What's the difference between rigor and rigorousness?
Which should I use in the following?
Rigorousness and clarity are not synonymous in pedagogy.
Answer
The relationship between rigor and rigorousness is that rigor is similar in meaning to “severity” or “strictness”, but rigorousness is primarily “the abstract property of having to do with, or being inclined to, rigor”. As for which is best in your sentence, it simply comes down to which one you mean.
The suffixes -ous and -ness are productive, meaning they are used by English speakers as part of habits or “rules” for producing new words. These compound words, in the ears of English speakers, will generally mean what the individual parts mean.
The suffix -ous takes a noun X and creates an adjective X-ous which stands for “having X”, “full of X”, “having to do with X”, “doing X”, or “inclined to X”.¹
- avarice → avaricious (having/full of/having to do with/doing/inclined to avarice)

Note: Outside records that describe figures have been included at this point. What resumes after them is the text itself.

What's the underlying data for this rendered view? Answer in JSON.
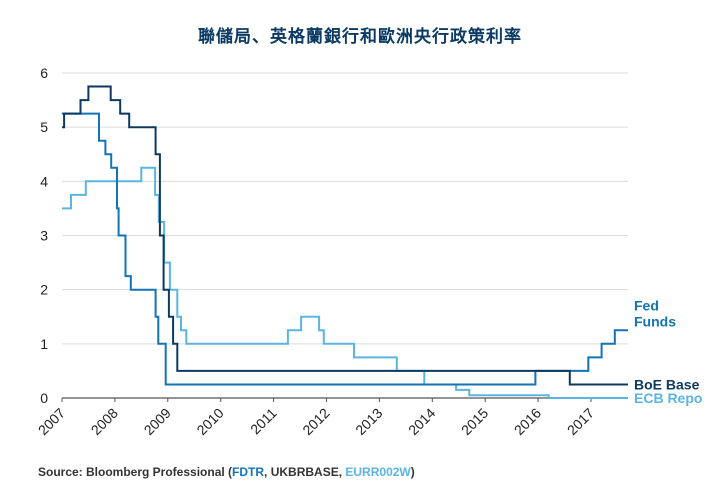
{
  "chart_data": {
    "type": "line",
    "title": "聯儲局、英格蘭銀行和歐洲央行政策利率",
    "xlabel": "",
    "ylabel": "",
    "xlim": [
      2007.0,
      2017.7
    ],
    "ylim": [
      0,
      6
    ],
    "grid": true,
    "legend": "right-end labels",
    "y_ticks": [
      "0",
      "1",
      "2",
      "3",
      "4",
      "5",
      "6"
    ],
    "x_ticks": [
      "2007",
      "2008",
      "2009",
      "2010",
      "2011",
      "2012",
      "2013",
      "2014",
      "2015",
      "2016",
      "2017"
    ],
    "series": [
      {
        "name": "BoE Base",
        "label_lines": [
          "BoE Base"
        ],
        "color": "#0d3a5e",
        "points": [
          [
            2007.0,
            5.0
          ],
          [
            2007.04,
            5.25
          ],
          [
            2007.35,
            5.5
          ],
          [
            2007.5,
            5.75
          ],
          [
            2007.92,
            5.5
          ],
          [
            2008.1,
            5.25
          ],
          [
            2008.27,
            5.0
          ],
          [
            2008.77,
            4.5
          ],
          [
            2008.85,
            3.0
          ],
          [
            2008.92,
            2.0
          ],
          [
            2009.02,
            1.5
          ],
          [
            2009.1,
            1.0
          ],
          [
            2009.18,
            0.5
          ],
          [
            2016.6,
            0.25
          ],
          [
            2017.7,
            0.25
          ]
        ]
      },
      {
        "name": "Fed Funds",
        "label_lines": [
          "Fed",
          "Funds"
        ],
        "color": "#1273b5",
        "points": [
          [
            2007.0,
            5.25
          ],
          [
            2007.7,
            4.75
          ],
          [
            2007.82,
            4.5
          ],
          [
            2007.93,
            4.25
          ],
          [
            2008.04,
            3.5
          ],
          [
            2008.07,
            3.0
          ],
          [
            2008.2,
            2.25
          ],
          [
            2008.3,
            2.0
          ],
          [
            2008.77,
            1.5
          ],
          [
            2008.82,
            1.0
          ],
          [
            2008.96,
            0.25
          ],
          [
            2015.95,
            0.5
          ],
          [
            2016.95,
            0.75
          ],
          [
            2017.2,
            1.0
          ],
          [
            2017.45,
            1.25
          ],
          [
            2017.7,
            1.25
          ]
        ]
      },
      {
        "name": "ECB Repo",
        "label_lines": [
          "ECB Repo"
        ],
        "color": "#5bb4e2",
        "points": [
          [
            2007.0,
            3.5
          ],
          [
            2007.17,
            3.75
          ],
          [
            2007.45,
            4.0
          ],
          [
            2008.5,
            4.25
          ],
          [
            2008.76,
            3.75
          ],
          [
            2008.83,
            3.25
          ],
          [
            2008.93,
            2.5
          ],
          [
            2009.04,
            2.0
          ],
          [
            2009.18,
            1.5
          ],
          [
            2009.25,
            1.25
          ],
          [
            2009.35,
            1.0
          ],
          [
            2011.27,
            1.25
          ],
          [
            2011.52,
            1.5
          ],
          [
            2011.86,
            1.25
          ],
          [
            2011.95,
            1.0
          ],
          [
            2012.52,
            0.75
          ],
          [
            2013.33,
            0.5
          ],
          [
            2013.85,
            0.25
          ],
          [
            2014.45,
            0.15
          ],
          [
            2014.7,
            0.05
          ],
          [
            2016.2,
            0.0
          ],
          [
            2017.7,
            0.0
          ]
        ]
      }
    ]
  },
  "source": {
    "prefix": "Source: Bloomberg Professional (",
    "fdtr": "FDTR",
    "sep1": ", UKBRBASE, ",
    "eur": "EURR002W",
    "suffix": ")",
    "fdtr_color": "#1273b5",
    "eur_color": "#5bb4e2"
  }
}
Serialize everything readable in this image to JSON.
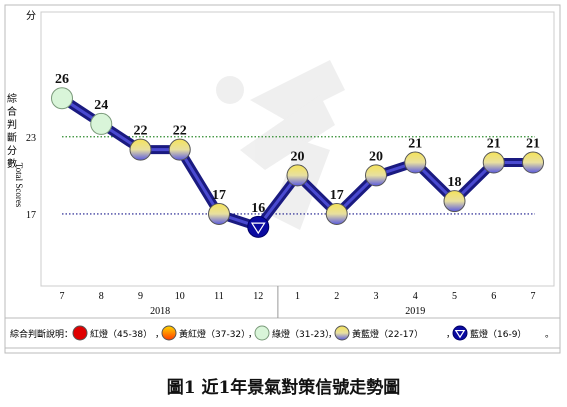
{
  "chart_data": {
    "type": "line",
    "yunit": "分",
    "ylabel_cn": "綜合判斷分數",
    "ylabel_en": "Total Scores",
    "yticks": [
      23,
      17
    ],
    "ylim": [
      11.4,
      32.7
    ],
    "x": [
      "7",
      "8",
      "9",
      "10",
      "11",
      "12",
      "1",
      "2",
      "3",
      "4",
      "5",
      "6",
      "7"
    ],
    "years": [
      {
        "label": "2018",
        "from": 0,
        "to": 5
      },
      {
        "label": "2019",
        "from": 6,
        "to": 12
      }
    ],
    "series": [
      {
        "values": [
          26,
          24,
          22,
          22,
          17,
          16,
          20,
          17,
          20,
          21,
          18,
          21,
          21
        ],
        "signals": [
          "green",
          "green",
          "yellow-blue",
          "yellow-blue",
          "yellow-blue",
          "blue",
          "yellow-blue",
          "yellow-blue",
          "yellow-blue",
          "yellow-blue",
          "yellow-blue",
          "yellow-blue",
          "yellow-blue"
        ]
      }
    ],
    "thresholds": [
      {
        "value": 23,
        "color": "#2e8b2e"
      },
      {
        "value": 17,
        "color": "#1a1a8c"
      }
    ],
    "legend": {
      "title": "綜合判斷說明：",
      "items": [
        {
          "label": "紅燈（45-38）",
          "signal": "red"
        },
        {
          "label": "黃紅燈（37-32）",
          "signal": "yellow-red"
        },
        {
          "label": "綠燈（31-23）",
          "signal": "green"
        },
        {
          "label": "黃藍燈（22-17）",
          "signal": "yellow-blue"
        },
        {
          "label": "藍燈（16-9）",
          "signal": "blue"
        }
      ],
      "sep": "，",
      "end": "。"
    }
  },
  "caption": "圖1 近1年景氣對策信號走勢圖",
  "colors": {
    "line": "#1a1a80",
    "green_signal": "#d9f5d9",
    "red_signal": "#e00000",
    "blue_signal": "#0a0aa0"
  }
}
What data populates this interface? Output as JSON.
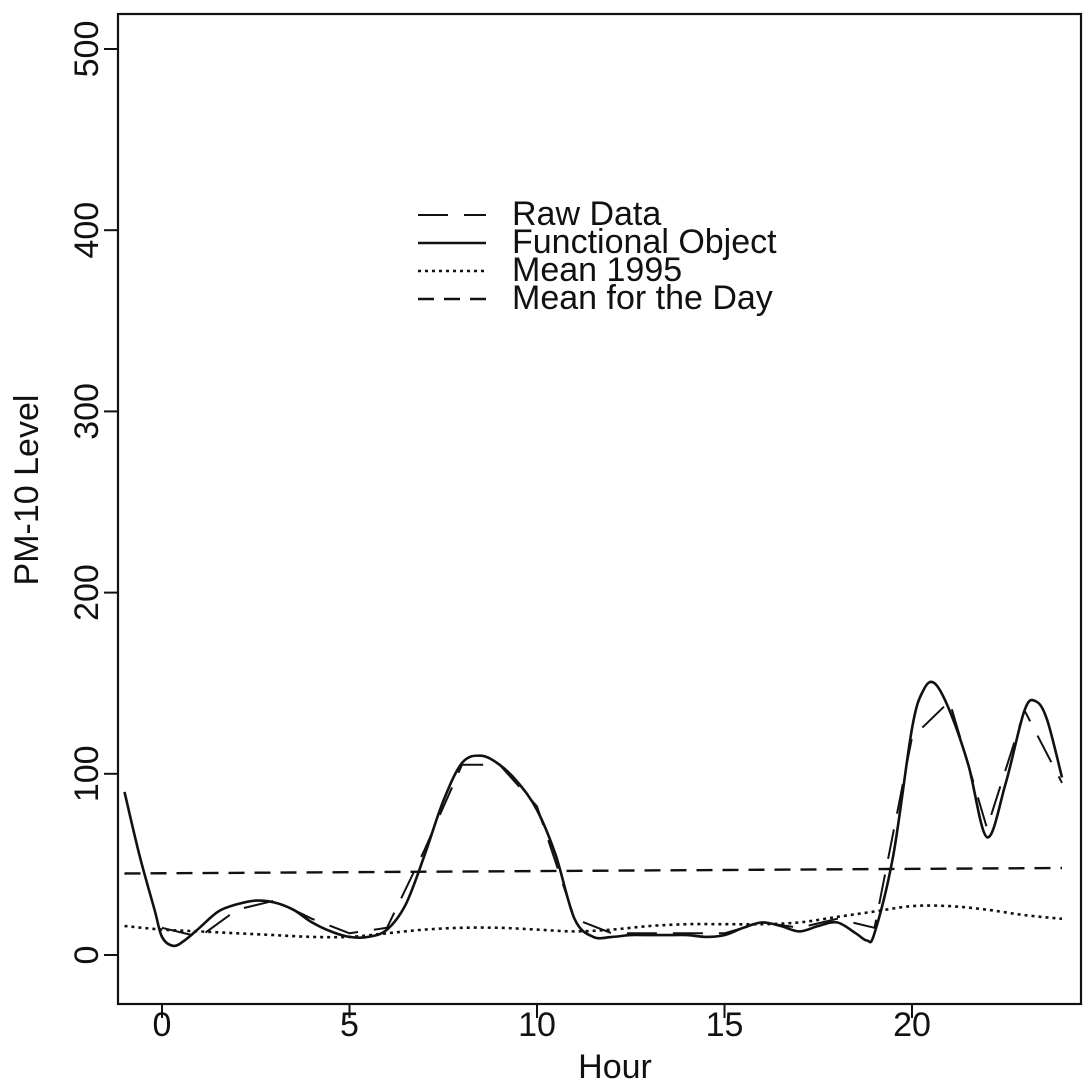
{
  "chart_data": {
    "type": "line",
    "title": "",
    "xlabel": "Hour",
    "ylabel": "PM-10 Level",
    "xlim": [
      -1,
      24
    ],
    "ylim": [
      -20,
      520
    ],
    "xticks": [
      0,
      5,
      10,
      15,
      20
    ],
    "yticks": [
      0,
      100,
      200,
      300,
      400,
      500
    ],
    "xtick_labels": [
      "0",
      "5",
      "10",
      "15",
      "20"
    ],
    "ytick_labels": [
      "0",
      "100",
      "200",
      "300",
      "400",
      "500"
    ],
    "grid": false,
    "legend_position": "top-center",
    "series": [
      {
        "name": "Raw Data",
        "style": "long-dash",
        "x": [
          0,
          1,
          2,
          3,
          4,
          5,
          6,
          7,
          8,
          9,
          10,
          11,
          12,
          13,
          14,
          15,
          16,
          17,
          18,
          19,
          20,
          21,
          22,
          23,
          24
        ],
        "y": [
          15,
          10,
          25,
          30,
          20,
          12,
          15,
          58,
          105,
          105,
          82,
          20,
          12,
          12,
          12,
          12,
          18,
          15,
          20,
          15,
          120,
          140,
          70,
          135,
          95
        ]
      },
      {
        "name": "Functional Object",
        "style": "solid",
        "x": [
          -1,
          -0.6,
          -0.2,
          0,
          0.3,
          0.6,
          1,
          1.5,
          2,
          2.5,
          3,
          3.5,
          4,
          4.5,
          5,
          5.5,
          6,
          6.5,
          7,
          7.5,
          8,
          8.5,
          9,
          9.5,
          10,
          10.5,
          11,
          11.5,
          12,
          12.5,
          13,
          13.5,
          14,
          14.5,
          15,
          15.5,
          16,
          16.5,
          17,
          17.5,
          18,
          18.5,
          18.8,
          19,
          19.5,
          20,
          20.3,
          20.6,
          21,
          21.5,
          22,
          22.5,
          23,
          23.3,
          23.6,
          24
        ],
        "y": [
          90,
          55,
          25,
          10,
          5,
          8,
          15,
          24,
          28,
          30,
          29,
          25,
          18,
          13,
          10,
          10,
          14,
          28,
          55,
          85,
          106,
          110,
          105,
          95,
          80,
          55,
          20,
          10,
          10,
          11,
          11,
          11,
          11,
          10,
          11,
          15,
          18,
          16,
          13,
          16,
          18,
          12,
          8,
          12,
          55,
          125,
          146,
          150,
          135,
          105,
          65,
          95,
          135,
          140,
          130,
          98
        ]
      },
      {
        "name": "Mean 1995",
        "style": "dotted",
        "x": [
          -1,
          0,
          1,
          2,
          3,
          4,
          5,
          6,
          7,
          8,
          9,
          10,
          11,
          12,
          13,
          14,
          15,
          16,
          17,
          18,
          19,
          20,
          21,
          22,
          23,
          24
        ],
        "y": [
          16,
          14,
          13,
          12,
          11,
          10,
          10,
          12,
          14,
          15,
          15,
          14,
          13,
          14,
          16,
          17,
          17,
          17,
          18,
          21,
          24,
          27,
          27,
          25,
          22,
          20
        ]
      },
      {
        "name": "Mean for the Day",
        "style": "dashed",
        "x": [
          -1,
          24
        ],
        "y": [
          45,
          48
        ]
      }
    ]
  }
}
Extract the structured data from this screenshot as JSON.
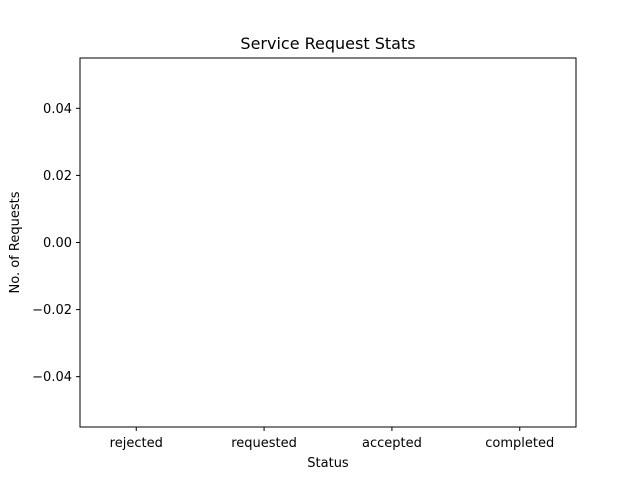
{
  "chart_data": {
    "type": "bar",
    "title": "Service Request Stats",
    "xlabel": "Status",
    "ylabel": "No. of Requests",
    "categories": [
      "rejected",
      "requested",
      "accepted",
      "completed"
    ],
    "values": [
      0,
      0,
      0,
      0
    ],
    "ylim": [
      -0.055,
      0.055
    ],
    "yticks": [
      0.04,
      0.02,
      0.0,
      -0.02,
      -0.04
    ],
    "ytick_labels": [
      "0.04",
      "0.02",
      "0.00",
      "−0.02",
      "−0.04"
    ],
    "grid": false,
    "bar_color": "#1f77b4"
  }
}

- beauty → beauteous (having/full of/having to do with/doing/inclined to beauty)
- cancer → cancerous (having/full of/having to do with/doing/inclined to cancer)
The suffix -ness can take an adjective Y and create a noun Y-ness which stands for the abstract action, quality, or state which Y has to do with.² You can think of this as converting a description of something to a property which it possesses.
- ripe → ripeness (abstract action, quality, or state property from ripe)
- strange → strangeness (abstract action, quality, or state property from strange)
- tight → tightness (abstract action, quality, or state property from tight)
As you might expect, then, when these productive suffixes are used together with a noun Z, the resulting compound Z-ous-ness will mean “the abstract action, quality or state of having/being full of/having to do with/doing/being inclined to Z”. You can think of this as converting a thing to an abstract property having to do with such a thing.
- mystery → mysteriousness (the abstract property of having to do with a mystery)
- number → numerousness (the abstract property of having a number)
- odor → odorousness (the abstract property of having an odor)
Because these habits or “rules” of new word production are instilled into the minds of English speakers, they will find it possible to make sense of words which are invented using this method, even when the combinations have never been seen before.
- santorum → santorumousness (the abstract property of having to do with santorum)
Such habits or “rules” are not, of course, the whole story. Once a new word is coined by compounding with suffixes and becomes a popular word, it is tossed and buffeted by the same social forces which cause all words to evolve in meaning. The compound may acquire unique connotations which do not wholly apply to its parts. A good dictionary will provide this information.